NO OFFER OR SOLICITATION

 

This press release is for informational purposes only and is not intended to, and shall not, constitute an offer to sell or the solicitation of an offer to buy any securities or a solicitation of any vote or approval, nor shall there be any sale of securities in any jurisdiction in which such offer, solicitation or sale would be unlawful prior to registration or qualification under the securities laws of any such jurisdiction. No offering of securities shall be made except by means of a prospectus meeting the requirements of Section 10 of the Securities Act.

 

 

 

FAQ

What did Two Harbors (TWO) announce in this 8-K filing?

Two Harbors announced it received an unsolicited proposal to acquire all outstanding common shares for $10.70 per share in cash. The proposal also covers the $25.4 million termination fee tied to its existing merger agreement with UWM Holdings Corporation, creating a potential alternative transaction.

How does the unsolicited $10.70 per share proposal affect the existing UWMC merger?

An ad hoc board committee determined the unsolicited $10.70 cash proposal could reasonably be expected to lead to a "Company Superior Proposal" under the UWMC merger agreement. However, the UWMC agreement remains in effect, and the board continues to recommend that transaction at this time.

Has Two Harbors decided the unsolicited offer is superior to the UWMC deal?
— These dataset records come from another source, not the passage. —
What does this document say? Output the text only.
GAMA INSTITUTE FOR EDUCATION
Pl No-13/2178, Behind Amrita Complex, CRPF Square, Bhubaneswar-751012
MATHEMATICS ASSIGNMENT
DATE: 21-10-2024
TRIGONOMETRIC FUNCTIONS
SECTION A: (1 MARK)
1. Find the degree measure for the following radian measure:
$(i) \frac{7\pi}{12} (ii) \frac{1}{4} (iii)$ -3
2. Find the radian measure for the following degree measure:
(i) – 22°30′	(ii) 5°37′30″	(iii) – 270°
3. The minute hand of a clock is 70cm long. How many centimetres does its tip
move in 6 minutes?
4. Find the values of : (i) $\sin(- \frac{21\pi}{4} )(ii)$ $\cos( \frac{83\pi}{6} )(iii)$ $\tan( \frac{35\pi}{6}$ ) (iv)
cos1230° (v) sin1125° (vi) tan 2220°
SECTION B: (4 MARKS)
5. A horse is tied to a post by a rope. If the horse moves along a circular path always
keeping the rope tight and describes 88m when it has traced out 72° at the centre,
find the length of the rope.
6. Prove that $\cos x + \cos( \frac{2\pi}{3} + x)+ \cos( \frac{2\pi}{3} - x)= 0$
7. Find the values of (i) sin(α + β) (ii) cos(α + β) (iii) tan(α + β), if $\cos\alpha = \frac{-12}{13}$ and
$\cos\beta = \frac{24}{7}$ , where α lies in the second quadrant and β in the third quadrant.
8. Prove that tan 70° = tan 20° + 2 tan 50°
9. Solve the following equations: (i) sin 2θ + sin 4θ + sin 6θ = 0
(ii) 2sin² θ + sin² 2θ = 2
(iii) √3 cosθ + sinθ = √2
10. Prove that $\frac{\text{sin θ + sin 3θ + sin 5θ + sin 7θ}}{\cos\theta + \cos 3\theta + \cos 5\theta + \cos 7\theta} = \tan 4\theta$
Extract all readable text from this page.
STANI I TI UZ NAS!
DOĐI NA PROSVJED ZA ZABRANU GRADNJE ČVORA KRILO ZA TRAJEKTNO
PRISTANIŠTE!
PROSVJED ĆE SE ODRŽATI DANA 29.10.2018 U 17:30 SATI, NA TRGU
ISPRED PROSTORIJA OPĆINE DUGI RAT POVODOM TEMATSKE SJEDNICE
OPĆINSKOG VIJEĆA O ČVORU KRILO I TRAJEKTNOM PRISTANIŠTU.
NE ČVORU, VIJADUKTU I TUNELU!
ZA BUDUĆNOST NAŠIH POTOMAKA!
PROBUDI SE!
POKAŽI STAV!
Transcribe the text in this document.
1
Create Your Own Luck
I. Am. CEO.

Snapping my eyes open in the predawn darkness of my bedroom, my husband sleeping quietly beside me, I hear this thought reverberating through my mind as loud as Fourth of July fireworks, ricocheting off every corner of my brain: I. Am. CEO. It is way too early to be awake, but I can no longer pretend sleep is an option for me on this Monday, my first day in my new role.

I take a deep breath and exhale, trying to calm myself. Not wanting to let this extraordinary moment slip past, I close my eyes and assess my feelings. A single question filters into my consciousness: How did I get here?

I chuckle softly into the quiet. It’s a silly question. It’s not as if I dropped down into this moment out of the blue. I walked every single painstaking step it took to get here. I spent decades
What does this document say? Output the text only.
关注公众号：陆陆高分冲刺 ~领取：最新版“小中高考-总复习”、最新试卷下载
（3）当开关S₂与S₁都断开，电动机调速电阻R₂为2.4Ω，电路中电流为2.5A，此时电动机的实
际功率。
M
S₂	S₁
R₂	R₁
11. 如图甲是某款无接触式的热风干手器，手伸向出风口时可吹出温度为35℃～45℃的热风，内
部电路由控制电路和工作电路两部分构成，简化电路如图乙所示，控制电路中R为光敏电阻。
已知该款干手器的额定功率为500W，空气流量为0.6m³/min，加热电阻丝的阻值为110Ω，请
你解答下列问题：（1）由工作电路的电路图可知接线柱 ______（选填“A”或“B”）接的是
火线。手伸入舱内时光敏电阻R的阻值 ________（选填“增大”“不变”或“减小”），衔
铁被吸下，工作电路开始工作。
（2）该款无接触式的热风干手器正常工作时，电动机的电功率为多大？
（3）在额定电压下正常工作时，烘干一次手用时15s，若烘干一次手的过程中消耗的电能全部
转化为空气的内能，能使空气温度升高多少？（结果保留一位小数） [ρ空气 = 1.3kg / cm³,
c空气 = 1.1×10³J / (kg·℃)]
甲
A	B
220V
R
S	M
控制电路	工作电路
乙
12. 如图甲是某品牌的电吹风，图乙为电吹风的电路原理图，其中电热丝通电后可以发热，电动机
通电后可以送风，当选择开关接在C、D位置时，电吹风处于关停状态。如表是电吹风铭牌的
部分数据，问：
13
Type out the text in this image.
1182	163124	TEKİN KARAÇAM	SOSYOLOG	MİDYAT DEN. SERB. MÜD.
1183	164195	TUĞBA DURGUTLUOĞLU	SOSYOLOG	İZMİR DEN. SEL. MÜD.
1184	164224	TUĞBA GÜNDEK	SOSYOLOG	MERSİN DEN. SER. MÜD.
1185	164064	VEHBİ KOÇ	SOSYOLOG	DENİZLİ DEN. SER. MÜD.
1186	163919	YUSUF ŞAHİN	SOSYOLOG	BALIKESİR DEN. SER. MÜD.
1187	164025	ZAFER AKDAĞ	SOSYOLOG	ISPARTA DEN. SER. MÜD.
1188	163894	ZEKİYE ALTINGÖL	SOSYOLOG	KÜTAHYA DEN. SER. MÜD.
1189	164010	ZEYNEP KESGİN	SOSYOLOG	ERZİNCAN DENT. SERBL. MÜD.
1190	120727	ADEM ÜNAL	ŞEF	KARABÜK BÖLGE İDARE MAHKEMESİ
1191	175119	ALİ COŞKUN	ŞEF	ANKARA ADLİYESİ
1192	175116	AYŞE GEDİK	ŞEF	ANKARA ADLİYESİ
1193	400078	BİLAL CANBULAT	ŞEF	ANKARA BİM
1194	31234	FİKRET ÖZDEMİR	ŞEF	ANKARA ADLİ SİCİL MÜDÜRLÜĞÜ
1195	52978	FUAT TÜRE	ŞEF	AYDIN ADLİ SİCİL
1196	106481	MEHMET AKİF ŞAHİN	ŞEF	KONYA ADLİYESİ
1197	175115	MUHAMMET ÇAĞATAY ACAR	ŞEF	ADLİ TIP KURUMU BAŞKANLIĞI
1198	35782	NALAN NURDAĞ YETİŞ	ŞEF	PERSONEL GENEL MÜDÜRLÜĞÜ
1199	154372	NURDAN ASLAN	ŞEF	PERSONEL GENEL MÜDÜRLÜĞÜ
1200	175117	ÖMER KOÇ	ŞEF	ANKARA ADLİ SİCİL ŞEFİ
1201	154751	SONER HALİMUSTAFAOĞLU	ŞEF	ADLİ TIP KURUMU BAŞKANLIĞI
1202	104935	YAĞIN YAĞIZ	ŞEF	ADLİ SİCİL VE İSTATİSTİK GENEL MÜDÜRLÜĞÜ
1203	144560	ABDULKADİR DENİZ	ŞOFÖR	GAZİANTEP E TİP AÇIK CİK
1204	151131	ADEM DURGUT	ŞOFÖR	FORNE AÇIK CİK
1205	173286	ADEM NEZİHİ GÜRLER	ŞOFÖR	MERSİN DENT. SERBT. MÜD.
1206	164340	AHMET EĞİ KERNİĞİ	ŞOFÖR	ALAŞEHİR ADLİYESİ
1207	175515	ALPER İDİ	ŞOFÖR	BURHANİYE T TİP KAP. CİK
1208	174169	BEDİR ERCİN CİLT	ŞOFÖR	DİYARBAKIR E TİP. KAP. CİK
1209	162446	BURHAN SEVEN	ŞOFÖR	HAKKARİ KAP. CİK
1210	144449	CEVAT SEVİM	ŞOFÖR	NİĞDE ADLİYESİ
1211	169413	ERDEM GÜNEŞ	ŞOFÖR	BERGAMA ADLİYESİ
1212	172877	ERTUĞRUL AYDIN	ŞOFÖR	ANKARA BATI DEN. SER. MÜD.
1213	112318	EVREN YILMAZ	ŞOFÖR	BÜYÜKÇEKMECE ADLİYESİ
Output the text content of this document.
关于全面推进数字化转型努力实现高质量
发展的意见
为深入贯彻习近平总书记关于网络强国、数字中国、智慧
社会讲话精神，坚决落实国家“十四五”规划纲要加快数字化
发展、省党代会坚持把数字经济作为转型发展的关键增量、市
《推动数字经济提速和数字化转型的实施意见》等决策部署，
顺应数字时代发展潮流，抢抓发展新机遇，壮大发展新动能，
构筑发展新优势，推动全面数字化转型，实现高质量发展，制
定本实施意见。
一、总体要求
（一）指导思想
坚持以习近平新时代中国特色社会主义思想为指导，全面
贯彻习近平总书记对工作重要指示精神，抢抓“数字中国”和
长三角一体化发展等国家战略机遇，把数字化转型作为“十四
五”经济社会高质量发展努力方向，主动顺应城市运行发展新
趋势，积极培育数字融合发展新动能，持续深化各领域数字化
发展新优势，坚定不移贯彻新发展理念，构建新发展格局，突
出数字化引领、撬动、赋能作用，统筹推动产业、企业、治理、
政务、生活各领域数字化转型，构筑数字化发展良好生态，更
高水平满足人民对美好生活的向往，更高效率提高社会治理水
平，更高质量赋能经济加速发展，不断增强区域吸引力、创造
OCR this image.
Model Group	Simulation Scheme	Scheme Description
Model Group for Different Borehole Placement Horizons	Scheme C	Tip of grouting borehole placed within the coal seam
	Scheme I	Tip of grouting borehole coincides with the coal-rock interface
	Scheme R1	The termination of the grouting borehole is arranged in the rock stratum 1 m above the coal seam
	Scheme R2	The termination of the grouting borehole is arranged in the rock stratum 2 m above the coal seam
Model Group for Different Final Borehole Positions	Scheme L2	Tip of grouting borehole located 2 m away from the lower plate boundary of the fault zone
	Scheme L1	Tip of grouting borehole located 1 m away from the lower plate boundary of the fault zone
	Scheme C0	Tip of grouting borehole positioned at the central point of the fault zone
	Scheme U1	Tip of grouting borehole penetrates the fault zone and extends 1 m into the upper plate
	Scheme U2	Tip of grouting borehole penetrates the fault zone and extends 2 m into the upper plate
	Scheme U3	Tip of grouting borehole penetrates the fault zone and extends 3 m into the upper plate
No. The ad hoc committee concluded only that the unsolicited proposal could reasonably be expected to lead to a "Company Superior Proposal." It has not determined the offer is superior and will continue engaging, including on definitive documentation, before making any such determination.

What happens if Two Harbors declares the unsolicited bid a Company Superior Proposal?

If the committee ultimately determines a "Company Superior Proposal" has been received, UWMC will have three business days to negotiate with Two Harbors and propose any revisions to the UWMC transaction. That process could lead to amended terms or retention of the original UWMC deal.

Is the Two Harbors special meeting on the UWMC merger still going forward?

Yes. The UWMC merger agreement remains in force and the board continues to recommend it. Two Harbors’ previously announced Special Meeting of Stockholders to vote on the UWMC transaction remains scheduled for March 24, 2026, despite the competing unsolicited proposal.

What key financial terms are included in the unsolicited proposal for Two Harbors?

The unsolicited proposal offers $10.70 per share in cash for all outstanding Two Harbors common stock. Additionally, it provides for payment of the $25.4 million termination fee that would be owed to UWM Holdings Corporation if the existing merger agreement is terminated to pursue the new transaction.